Rolls-Royce landed almost $15bn (£7.7bn) in new orders during the first three months of the year, including a $2bn deal from US Airways for its Trent 700 engines.
Pizza delivery firm Domino's will reveal today whether it has managed to keep up some impressive sales growth this year. Like-for-like sales rose 13.3 per cent during the 16 weeks to 20 April, up from 11 per cent in the first six weeks. The performance contrasted sharply with gloomy figures from other high street operators.
E-commerce sales surged by 61 per cent to £32.2m in 2007, and were up 95 per cent in the first 16 weeks of 2008 to £15.3m, accounting for 21 per cent of all UK deliveries.
Broker Investec says Domino's franchise-based model was unlikely to be affected by any consumer weakness.
The Bank of England's dilemma over runaway inflation and slowing economic growth will be laid bare on Wednesday, when minutes of the latest interest rate meeting are published. Rate-setters on the monetary policy committee held borrowing costs at 5 per cent this month, despite mounting signs of economic gloom fuelling fears over a potential recession.
But with inflation rocketing half a percentage point to 3.8 per cent in June – nearly double the government's 2 per cent target – any scope for an interest rate cut to boost economic growth looks scarce. July's minutes could reveal more pressure within the MPC for an interest rate hike to bring rising prices back down.
The latest official indication of whether the UK is heading for recession is published on Friday. Data from the Office for National Statistics will reveal how the country's gross domestic product has fared during the second quarter to 30 June. GDP growth was 0.3 per cent higher in the first three months – a figure revised down from 0.4 per cent – thanks to a halving in the country's core service sector output.

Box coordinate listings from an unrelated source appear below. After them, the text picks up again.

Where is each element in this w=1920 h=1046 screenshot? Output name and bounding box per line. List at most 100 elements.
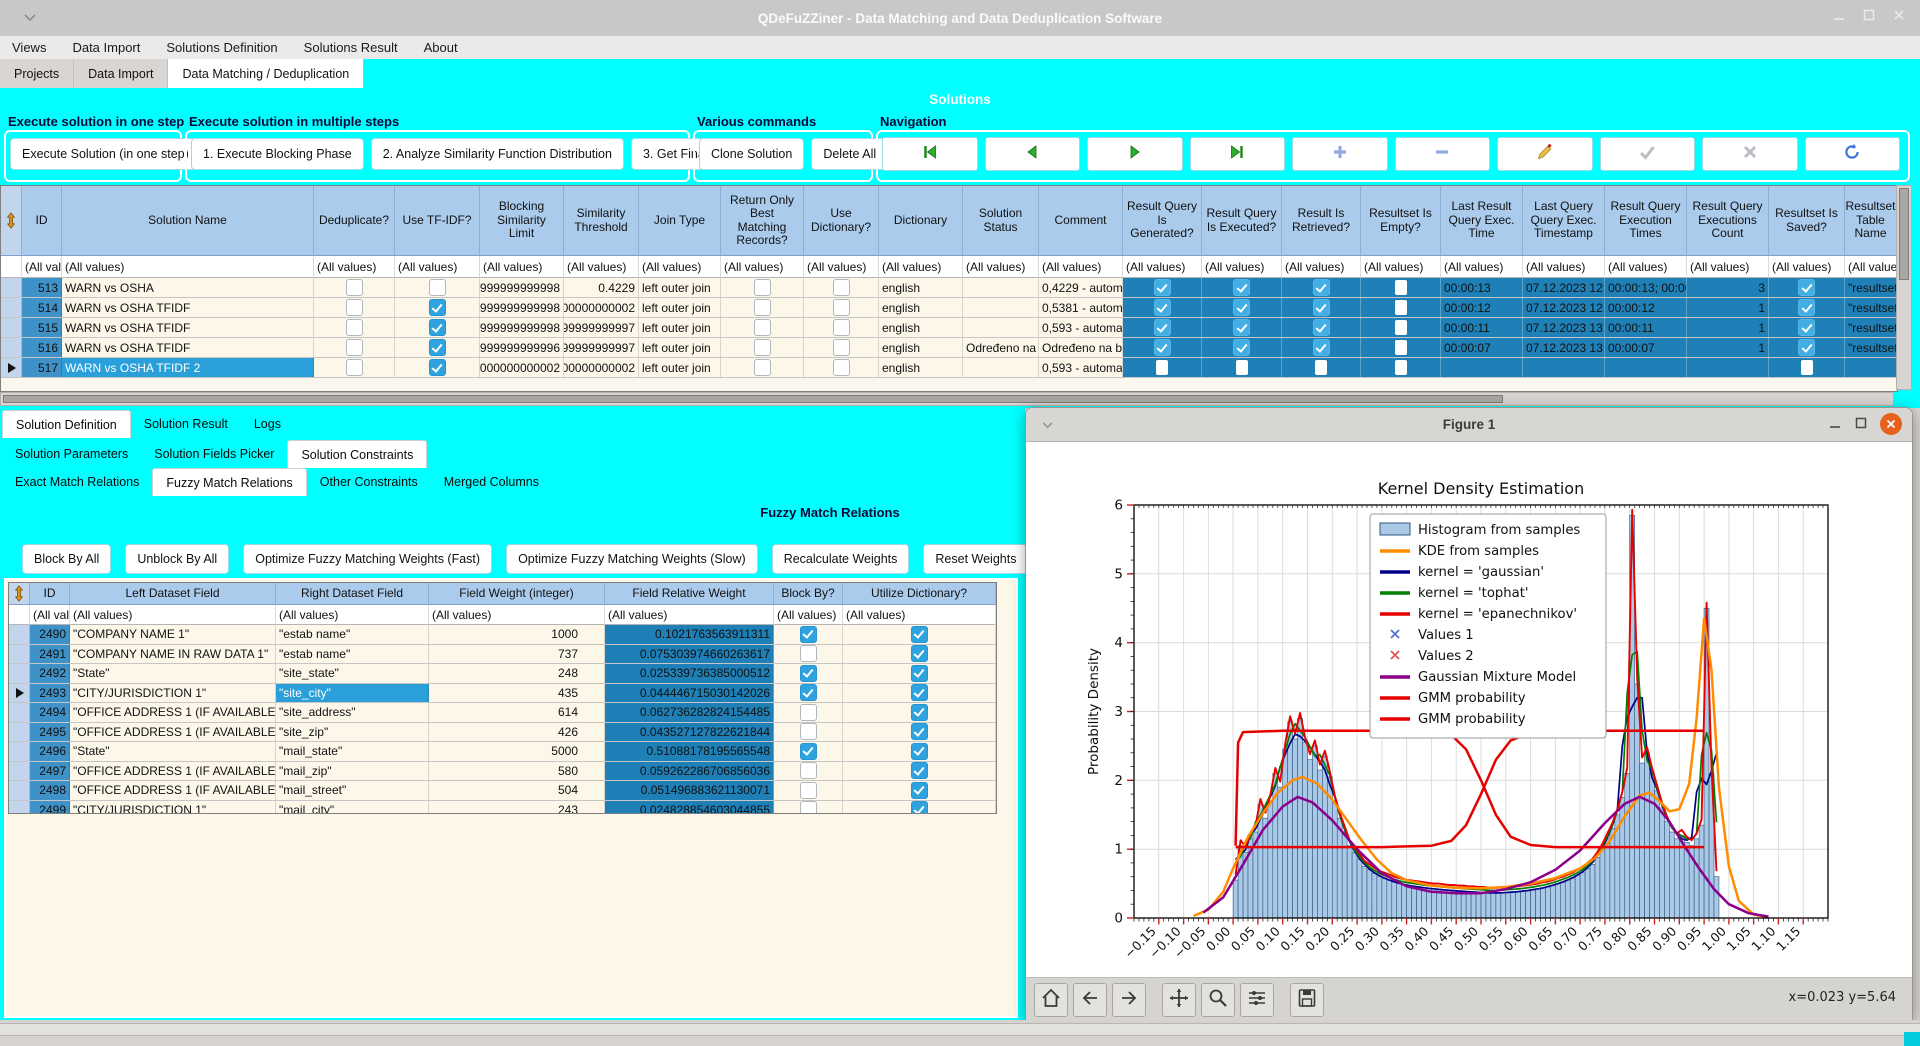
nav-last-button[interactable]	[1190, 137, 1286, 171]
cell-dict[interactable]	[843, 762, 996, 781]
cell-exec_count[interactable]	[1687, 358, 1769, 377]
tab-data-import[interactable]: Data Import	[74, 59, 168, 88]
cell-comment[interactable]: 0,5381 - autom	[1039, 298, 1123, 317]
cell-dict[interactable]	[843, 781, 996, 800]
cell-dedup[interactable]	[314, 298, 395, 317]
cell-right[interactable]: "mail_city"	[276, 801, 429, 815]
cell-status[interactable]	[963, 298, 1039, 317]
cell-q_exec[interactable]	[1202, 318, 1282, 337]
checkbox[interactable]	[1154, 299, 1171, 316]
app-bottom-scroll-area[interactable]	[0, 1020, 1920, 1046]
filter-cell[interactable]: (All values)	[70, 605, 276, 625]
checkbox[interactable]	[754, 319, 771, 336]
cell-timestamp[interactable]: 07.12.2023 13:	[1523, 318, 1605, 337]
checkbox[interactable]	[911, 723, 928, 740]
cell-exec_time[interactable]: 00:00:07	[1441, 338, 1523, 357]
mpl-back-button[interactable]	[1073, 983, 1107, 1017]
row-gutter[interactable]	[9, 664, 30, 683]
cell-table[interactable]: "resultset 1	[1845, 298, 1897, 317]
cell-status[interactable]	[963, 318, 1039, 337]
cell-exec_count[interactable]: 1	[1687, 298, 1769, 317]
cell-table[interactable]	[1845, 358, 1897, 377]
cell-left[interactable]: "COMPANY NAME IN RAW DATA 1"	[70, 645, 276, 664]
checkbox[interactable]	[800, 801, 817, 814]
checkbox[interactable]	[1313, 299, 1330, 316]
cell-join[interactable]: left outer join	[639, 318, 721, 337]
column-header[interactable]: Result Query Is Executed?	[1202, 186, 1282, 256]
cell-left[interactable]: "State"	[70, 664, 276, 683]
checkbox[interactable]	[1315, 360, 1327, 375]
cell-id[interactable]: 2494	[30, 703, 70, 722]
column-header[interactable]: Resultset Table Name	[1845, 186, 1897, 256]
checkbox[interactable]	[800, 704, 817, 721]
filter-cell[interactable]: (All values)	[429, 605, 605, 625]
cell-right[interactable]: "mail_state"	[276, 742, 429, 761]
cell-timestamp[interactable]: 07.12.2023 12:	[1523, 298, 1605, 317]
nav-post-button[interactable]	[1600, 137, 1696, 171]
button-execute-solution-in-one-step-[interactable]: Execute Solution (in one step)	[10, 138, 201, 170]
grid-corner-updown-icon[interactable]	[9, 583, 30, 605]
column-header[interactable]: Blocking Similarity Limit	[480, 186, 564, 256]
cell-weight[interactable]: 1000	[429, 625, 605, 644]
cell-rel[interactable]: 0.1021763563911311	[605, 625, 774, 644]
checkbox[interactable]	[911, 665, 928, 682]
checkbox[interactable]	[800, 723, 817, 740]
tab-solution-result[interactable]: Solution Result	[131, 410, 241, 437]
column-header[interactable]: Return Only Best Matching Records?	[721, 186, 804, 256]
cell-empty[interactable]	[1361, 338, 1441, 357]
button-unblock-by-all[interactable]: Unblock By All	[125, 544, 229, 574]
cell-rel[interactable]: 0.044446715030142026	[605, 684, 774, 703]
tab-fuzzy-match-relations[interactable]: Fuzzy Match Relations	[152, 468, 306, 496]
cell-threshold[interactable]: 0.4229	[564, 278, 639, 297]
checkbox[interactable]	[754, 359, 771, 376]
cell-return_best[interactable]	[721, 318, 804, 337]
checkbox[interactable]	[1233, 279, 1250, 296]
cell-blocking[interactable]: 999999999998	[480, 298, 564, 317]
cell-comment[interactable]: 0,593 - automa	[1039, 318, 1123, 337]
cell-id[interactable]: 514	[22, 298, 62, 317]
cell-right[interactable]: "estab name"	[276, 625, 429, 644]
button-reset-weights[interactable]: Reset Weights	[923, 544, 1028, 574]
cell-right[interactable]: "site_zip"	[276, 723, 429, 742]
window-menu-chevron-icon[interactable]	[24, 10, 36, 25]
cell-block[interactable]	[774, 801, 843, 815]
cell-join[interactable]: left outer join	[639, 278, 721, 297]
filter-cell[interactable]: (All values)	[276, 605, 429, 625]
checkbox[interactable]	[911, 743, 928, 760]
checkbox[interactable]	[911, 762, 928, 779]
cell-id[interactable]: 2490	[30, 625, 70, 644]
row-gutter[interactable]	[9, 625, 30, 644]
close-icon[interactable]	[1892, 8, 1906, 25]
cell-blocking[interactable]: 999999999998	[480, 278, 564, 297]
filter-cell[interactable]: (All values)	[1441, 256, 1523, 278]
cell-q_gen[interactable]	[1123, 298, 1202, 317]
button-optimize-fuzzy-matching-weights-slow-[interactable]: Optimize Fuzzy Matching Weights (Slow)	[506, 544, 758, 574]
solutions-grid-hscrollbar[interactable]	[0, 392, 1894, 406]
figure-titlebar[interactable]: Figure 1	[1026, 408, 1912, 442]
checkbox[interactable]	[833, 359, 850, 376]
cell-exec_time[interactable]: 00:00:12	[1441, 298, 1523, 317]
checkbox[interactable]	[1233, 319, 1250, 336]
mpl-home-button[interactable]	[1034, 983, 1068, 1017]
cell-blocking[interactable]: 999999999996	[480, 338, 564, 357]
tab-exact-match-relations[interactable]: Exact Match Relations	[2, 468, 152, 495]
cell-saved[interactable]	[1769, 338, 1845, 357]
column-header[interactable]: Result Query Executions Count	[1687, 186, 1769, 256]
cell-join[interactable]: left outer join	[639, 298, 721, 317]
cell-exec_times[interactable]: 00:00:11	[1605, 318, 1687, 337]
solutions-grid-vscrollbar[interactable]	[1896, 185, 1912, 390]
column-header[interactable]: Solution Name	[62, 186, 314, 256]
cell-q_exec[interactable]	[1202, 298, 1282, 317]
cell-use_dict[interactable]	[804, 358, 879, 377]
cell-right[interactable]: "site_city"	[276, 684, 429, 703]
cell-left[interactable]: "OFFICE ADDRESS 1 (IF AVAILABLE)"	[70, 781, 276, 800]
nav-insert-button[interactable]	[1292, 137, 1388, 171]
cell-exec_count[interactable]: 1	[1687, 338, 1769, 357]
column-header[interactable]: Resultset Is Saved?	[1769, 186, 1845, 256]
column-header[interactable]: ID	[30, 583, 70, 605]
checkbox[interactable]	[754, 339, 771, 356]
cell-threshold[interactable]: 000000000002	[564, 298, 639, 317]
menu-item-solutions-result[interactable]: Solutions Result	[304, 40, 398, 55]
cell-q_gen[interactable]	[1123, 318, 1202, 337]
cell-q_gen[interactable]	[1123, 358, 1202, 377]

This comprises more than 70 per cent of UK economic activity and grew by only 0.3 per cent in the first quarter, with the performance for business services and finance notably weaker as the credit crunch continued to take its toll.
And a rise of 0.4 per cent in manufacturing output was offset by falls in energy extraction and supply.
The ONS also revised down its annual GDP growth figure for the UK to 2.3 per cent from 2.5 per cent.